As I mentioned, the number of people who will not have access to UPMC come July 1st if the Supreme Court doesn’t rule in the AG’s favor could be close to 150,000! Not only is that a huge number of people who are going to essentially be cut off from receiving care at our area’s biggest hospital system, UPMC, it means only approximately 20,000 people switched from Highmark Advantage Plans to another HMO, PPO, or Supplement during the past Open Enrollment Periods. I’m extremely surprised that figure was so low. I thought it would be closer to 50,000 or more.
I believe there a few possible factors so few people made a change.
1) Many believed there would be government intervention and UPMC would be forced to give network access to those on Highmark Advantage Plans. And there has been with the Attorney General getting involved in the last couple of months. But it appears it may be a bit too late. I’m not sure why this was put off until the last minute. The resolution regarding the Consent Decree and the date mutually agreed upon by both UPMC and Highmark when access for Highmark Advantage Plan members would end took place in 2014!
2) People have been told by Highmark they would still have access to UPMC and pay the same or very similar co-pays as they would at an in-network provider after June 30th. As I have written before, this is very concerning, and in my opinion not close to as simple as it was made to sound. That’s because the reality is, starting July 1st, anyone who has a Highmark Advantage Plan HMO or PPO will have to pay the full cost for services at a UPMC provider up front resulting in being forced to pay hundreds, even thousands of dollars prior to medical services being rendered at a UPMC doctor or facility.

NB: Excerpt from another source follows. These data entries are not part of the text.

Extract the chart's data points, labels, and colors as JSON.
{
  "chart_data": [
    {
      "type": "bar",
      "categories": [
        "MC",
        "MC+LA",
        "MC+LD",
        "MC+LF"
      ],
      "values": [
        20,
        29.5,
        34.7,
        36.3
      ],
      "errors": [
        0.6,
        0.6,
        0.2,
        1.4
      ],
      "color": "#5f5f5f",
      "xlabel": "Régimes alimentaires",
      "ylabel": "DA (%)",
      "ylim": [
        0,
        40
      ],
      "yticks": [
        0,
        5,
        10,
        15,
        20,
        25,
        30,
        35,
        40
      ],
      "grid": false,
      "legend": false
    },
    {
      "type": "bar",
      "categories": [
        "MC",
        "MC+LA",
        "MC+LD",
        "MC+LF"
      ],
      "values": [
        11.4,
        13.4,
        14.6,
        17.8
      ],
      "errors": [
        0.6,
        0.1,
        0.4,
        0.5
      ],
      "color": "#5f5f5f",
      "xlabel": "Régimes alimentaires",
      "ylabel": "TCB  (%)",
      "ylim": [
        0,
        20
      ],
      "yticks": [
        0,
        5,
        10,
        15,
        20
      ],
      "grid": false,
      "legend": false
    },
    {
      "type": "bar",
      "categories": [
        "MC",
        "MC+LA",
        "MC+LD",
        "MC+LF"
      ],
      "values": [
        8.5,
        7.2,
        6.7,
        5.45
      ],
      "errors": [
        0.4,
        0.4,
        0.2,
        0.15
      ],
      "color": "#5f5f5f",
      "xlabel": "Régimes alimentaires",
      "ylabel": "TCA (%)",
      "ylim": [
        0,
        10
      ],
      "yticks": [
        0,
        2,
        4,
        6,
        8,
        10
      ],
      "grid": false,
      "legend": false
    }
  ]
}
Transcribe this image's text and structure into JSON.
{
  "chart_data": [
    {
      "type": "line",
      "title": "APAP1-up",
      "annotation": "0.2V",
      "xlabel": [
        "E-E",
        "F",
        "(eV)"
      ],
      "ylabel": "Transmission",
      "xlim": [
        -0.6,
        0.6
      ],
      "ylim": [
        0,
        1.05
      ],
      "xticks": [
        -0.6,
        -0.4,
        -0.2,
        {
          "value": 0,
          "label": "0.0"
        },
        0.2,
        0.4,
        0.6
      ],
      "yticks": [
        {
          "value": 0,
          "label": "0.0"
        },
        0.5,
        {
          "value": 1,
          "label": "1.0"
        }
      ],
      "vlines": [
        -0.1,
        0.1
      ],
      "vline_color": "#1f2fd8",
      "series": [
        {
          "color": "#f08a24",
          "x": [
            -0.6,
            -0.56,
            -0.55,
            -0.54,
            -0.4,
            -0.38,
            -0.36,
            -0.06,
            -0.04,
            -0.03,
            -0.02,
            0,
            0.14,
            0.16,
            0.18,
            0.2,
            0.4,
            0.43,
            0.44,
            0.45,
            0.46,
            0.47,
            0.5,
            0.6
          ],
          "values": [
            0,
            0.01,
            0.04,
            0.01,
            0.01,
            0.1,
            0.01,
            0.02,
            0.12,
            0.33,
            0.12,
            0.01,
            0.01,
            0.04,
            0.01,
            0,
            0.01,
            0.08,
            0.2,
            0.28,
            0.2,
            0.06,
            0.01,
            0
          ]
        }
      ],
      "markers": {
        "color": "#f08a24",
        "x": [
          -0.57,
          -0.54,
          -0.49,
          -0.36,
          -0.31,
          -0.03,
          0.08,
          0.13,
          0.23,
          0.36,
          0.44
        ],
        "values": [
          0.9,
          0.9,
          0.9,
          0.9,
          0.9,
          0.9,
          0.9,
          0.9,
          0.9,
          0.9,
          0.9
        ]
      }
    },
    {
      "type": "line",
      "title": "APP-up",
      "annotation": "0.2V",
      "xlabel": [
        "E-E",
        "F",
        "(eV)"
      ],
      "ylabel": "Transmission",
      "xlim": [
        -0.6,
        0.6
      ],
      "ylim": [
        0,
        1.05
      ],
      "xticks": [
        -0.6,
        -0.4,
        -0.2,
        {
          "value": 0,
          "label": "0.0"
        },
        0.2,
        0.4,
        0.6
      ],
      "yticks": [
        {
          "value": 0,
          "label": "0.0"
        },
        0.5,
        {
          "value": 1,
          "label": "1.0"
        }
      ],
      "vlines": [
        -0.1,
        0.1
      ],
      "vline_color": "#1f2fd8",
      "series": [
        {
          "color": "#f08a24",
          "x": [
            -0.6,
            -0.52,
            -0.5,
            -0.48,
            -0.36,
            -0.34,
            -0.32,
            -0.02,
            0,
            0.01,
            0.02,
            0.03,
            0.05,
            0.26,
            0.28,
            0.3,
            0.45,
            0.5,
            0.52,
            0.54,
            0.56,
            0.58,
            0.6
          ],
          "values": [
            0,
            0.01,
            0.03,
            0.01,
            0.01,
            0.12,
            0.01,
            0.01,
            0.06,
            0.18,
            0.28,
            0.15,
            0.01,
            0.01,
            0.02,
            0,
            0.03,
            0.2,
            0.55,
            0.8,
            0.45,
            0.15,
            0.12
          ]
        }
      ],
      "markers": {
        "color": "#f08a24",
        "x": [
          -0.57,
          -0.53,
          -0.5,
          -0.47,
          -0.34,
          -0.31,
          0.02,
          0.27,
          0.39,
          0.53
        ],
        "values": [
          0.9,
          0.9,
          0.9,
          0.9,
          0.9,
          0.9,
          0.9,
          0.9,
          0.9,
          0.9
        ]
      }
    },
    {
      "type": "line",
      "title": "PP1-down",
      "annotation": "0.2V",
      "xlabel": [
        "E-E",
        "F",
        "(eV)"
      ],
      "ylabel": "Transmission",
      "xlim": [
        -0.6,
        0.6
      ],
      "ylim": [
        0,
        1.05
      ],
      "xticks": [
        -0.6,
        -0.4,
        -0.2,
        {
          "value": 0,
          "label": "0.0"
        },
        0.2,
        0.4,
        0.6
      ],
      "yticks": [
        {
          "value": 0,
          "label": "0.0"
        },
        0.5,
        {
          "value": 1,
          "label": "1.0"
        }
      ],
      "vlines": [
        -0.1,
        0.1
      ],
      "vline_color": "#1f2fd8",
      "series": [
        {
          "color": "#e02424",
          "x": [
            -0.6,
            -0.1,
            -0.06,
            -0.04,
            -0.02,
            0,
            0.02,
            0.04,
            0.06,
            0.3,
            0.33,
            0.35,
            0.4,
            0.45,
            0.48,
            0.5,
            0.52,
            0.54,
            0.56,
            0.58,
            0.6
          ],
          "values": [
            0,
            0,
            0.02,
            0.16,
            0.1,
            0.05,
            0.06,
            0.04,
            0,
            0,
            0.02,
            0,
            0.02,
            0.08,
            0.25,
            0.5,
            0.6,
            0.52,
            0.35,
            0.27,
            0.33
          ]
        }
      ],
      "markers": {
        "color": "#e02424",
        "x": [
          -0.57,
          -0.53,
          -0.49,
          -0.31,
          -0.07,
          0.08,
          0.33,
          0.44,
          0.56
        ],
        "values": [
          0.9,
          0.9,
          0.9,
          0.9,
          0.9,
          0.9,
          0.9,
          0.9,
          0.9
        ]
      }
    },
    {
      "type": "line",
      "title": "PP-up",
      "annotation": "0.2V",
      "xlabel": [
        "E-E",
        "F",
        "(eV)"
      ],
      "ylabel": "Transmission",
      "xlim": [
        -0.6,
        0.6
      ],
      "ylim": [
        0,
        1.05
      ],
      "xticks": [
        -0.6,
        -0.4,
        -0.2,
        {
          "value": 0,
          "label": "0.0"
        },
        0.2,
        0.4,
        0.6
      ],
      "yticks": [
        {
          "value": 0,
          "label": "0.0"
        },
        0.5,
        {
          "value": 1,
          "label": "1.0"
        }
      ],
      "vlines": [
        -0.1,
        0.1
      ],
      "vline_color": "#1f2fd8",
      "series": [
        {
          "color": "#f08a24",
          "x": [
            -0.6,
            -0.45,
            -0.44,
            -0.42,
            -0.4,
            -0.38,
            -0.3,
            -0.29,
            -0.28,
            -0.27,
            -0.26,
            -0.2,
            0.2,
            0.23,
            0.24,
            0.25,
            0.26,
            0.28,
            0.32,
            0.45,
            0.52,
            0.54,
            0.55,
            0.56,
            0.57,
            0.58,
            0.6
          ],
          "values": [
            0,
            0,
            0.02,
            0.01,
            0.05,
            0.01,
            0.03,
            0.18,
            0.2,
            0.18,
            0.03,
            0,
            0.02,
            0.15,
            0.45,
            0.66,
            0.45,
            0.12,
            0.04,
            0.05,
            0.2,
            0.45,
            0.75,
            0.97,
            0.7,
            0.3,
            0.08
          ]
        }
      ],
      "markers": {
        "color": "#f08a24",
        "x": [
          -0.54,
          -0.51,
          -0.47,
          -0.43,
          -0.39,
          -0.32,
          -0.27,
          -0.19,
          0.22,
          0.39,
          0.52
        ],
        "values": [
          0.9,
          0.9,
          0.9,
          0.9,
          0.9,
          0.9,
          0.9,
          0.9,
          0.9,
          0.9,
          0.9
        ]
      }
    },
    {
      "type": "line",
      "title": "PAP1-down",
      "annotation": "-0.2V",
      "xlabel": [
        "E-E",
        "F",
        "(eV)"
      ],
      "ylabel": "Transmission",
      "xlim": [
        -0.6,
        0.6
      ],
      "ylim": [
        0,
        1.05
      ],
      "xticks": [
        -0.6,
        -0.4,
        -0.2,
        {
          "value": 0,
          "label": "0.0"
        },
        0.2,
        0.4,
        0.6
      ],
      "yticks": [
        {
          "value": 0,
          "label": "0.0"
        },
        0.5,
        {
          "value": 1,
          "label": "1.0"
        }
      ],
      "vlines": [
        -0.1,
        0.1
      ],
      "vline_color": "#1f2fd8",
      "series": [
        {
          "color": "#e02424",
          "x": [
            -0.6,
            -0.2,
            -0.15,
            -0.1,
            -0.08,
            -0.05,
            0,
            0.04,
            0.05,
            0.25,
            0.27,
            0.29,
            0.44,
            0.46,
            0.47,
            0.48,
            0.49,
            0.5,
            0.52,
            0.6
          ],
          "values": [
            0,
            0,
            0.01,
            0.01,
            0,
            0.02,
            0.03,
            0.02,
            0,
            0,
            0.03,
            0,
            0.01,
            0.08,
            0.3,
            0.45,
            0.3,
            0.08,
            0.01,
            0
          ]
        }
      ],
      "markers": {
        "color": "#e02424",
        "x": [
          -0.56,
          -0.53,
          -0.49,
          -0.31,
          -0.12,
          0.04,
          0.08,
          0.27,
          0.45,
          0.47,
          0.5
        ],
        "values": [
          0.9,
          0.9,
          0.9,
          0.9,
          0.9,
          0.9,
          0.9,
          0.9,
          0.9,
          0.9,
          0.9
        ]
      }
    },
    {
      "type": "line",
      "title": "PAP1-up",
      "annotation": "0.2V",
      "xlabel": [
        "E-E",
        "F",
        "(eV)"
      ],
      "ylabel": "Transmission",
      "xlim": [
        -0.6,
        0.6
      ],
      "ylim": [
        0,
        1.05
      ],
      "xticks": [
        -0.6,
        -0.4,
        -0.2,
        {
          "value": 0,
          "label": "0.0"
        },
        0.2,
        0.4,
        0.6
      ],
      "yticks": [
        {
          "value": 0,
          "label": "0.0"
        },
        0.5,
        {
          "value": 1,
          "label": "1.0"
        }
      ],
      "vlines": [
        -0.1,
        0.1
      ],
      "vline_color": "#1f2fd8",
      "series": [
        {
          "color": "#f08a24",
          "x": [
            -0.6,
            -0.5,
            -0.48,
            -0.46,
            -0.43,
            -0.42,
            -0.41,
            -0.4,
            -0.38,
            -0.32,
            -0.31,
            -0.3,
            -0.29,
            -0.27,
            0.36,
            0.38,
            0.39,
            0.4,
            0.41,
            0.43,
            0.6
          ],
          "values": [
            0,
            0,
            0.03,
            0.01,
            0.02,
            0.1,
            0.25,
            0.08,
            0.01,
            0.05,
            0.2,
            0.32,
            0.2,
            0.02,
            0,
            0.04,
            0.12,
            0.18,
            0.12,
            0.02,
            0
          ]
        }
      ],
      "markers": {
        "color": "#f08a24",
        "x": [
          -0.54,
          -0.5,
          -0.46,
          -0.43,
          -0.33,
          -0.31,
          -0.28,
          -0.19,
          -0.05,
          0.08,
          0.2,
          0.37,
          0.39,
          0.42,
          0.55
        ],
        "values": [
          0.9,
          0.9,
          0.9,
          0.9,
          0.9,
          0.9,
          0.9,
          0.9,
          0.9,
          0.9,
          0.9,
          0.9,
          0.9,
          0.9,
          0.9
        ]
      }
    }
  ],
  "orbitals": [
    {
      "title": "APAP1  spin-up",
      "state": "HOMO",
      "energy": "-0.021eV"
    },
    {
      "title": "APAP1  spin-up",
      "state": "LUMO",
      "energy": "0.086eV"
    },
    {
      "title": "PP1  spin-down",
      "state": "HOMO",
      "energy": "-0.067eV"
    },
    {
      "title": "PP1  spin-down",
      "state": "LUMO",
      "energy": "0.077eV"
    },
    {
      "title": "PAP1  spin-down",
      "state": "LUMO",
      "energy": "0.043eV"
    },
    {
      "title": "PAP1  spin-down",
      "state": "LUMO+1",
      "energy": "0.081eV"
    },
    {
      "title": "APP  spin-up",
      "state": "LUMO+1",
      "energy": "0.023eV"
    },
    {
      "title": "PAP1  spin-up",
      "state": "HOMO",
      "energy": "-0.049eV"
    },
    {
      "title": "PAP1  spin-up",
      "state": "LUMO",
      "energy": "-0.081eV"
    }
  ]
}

The patient will then have to file their own claim to Highmark for reimbursement as UPMC has stated they will not be directly billing Highmark after June 30th.
3) Many seniors, and I’ve met a ton, have had some form of Blue Cross Blue Sheild for 40 years or more and are extremely fearful of changing companies, even as their premiums increased 400 to 500 percent and potential out of pocket costs doubled over an 8 to 10-year period. I’ve written this on several occasions. If there was one silver lining that came out of this, it was that people who had never done so were motivated to finally shop around, compare plans side by side and find options that offer better value in terms of a combination of lower premiums, lower co-pays, and less exposure to annual out of pocket medical bills.
4) Myself and my agents have spoken to many seniors who are not happy with UPMC. Many mistakenly think in order to go to UPMC doctors and hospitals one must have a UPMC Medicare plan, and out of anger refused to go on one of their plans. You don’t have to have their insurance to get network access to UPMC providers. There are other Advantage Plan and Supplement companies that provide access to all Western Pennsylvania hospitals, including UPMC and AHN.
5) Some obviously don’t feel the need to have network access to UPMC facilities or doctors and/or are willing to change physicians.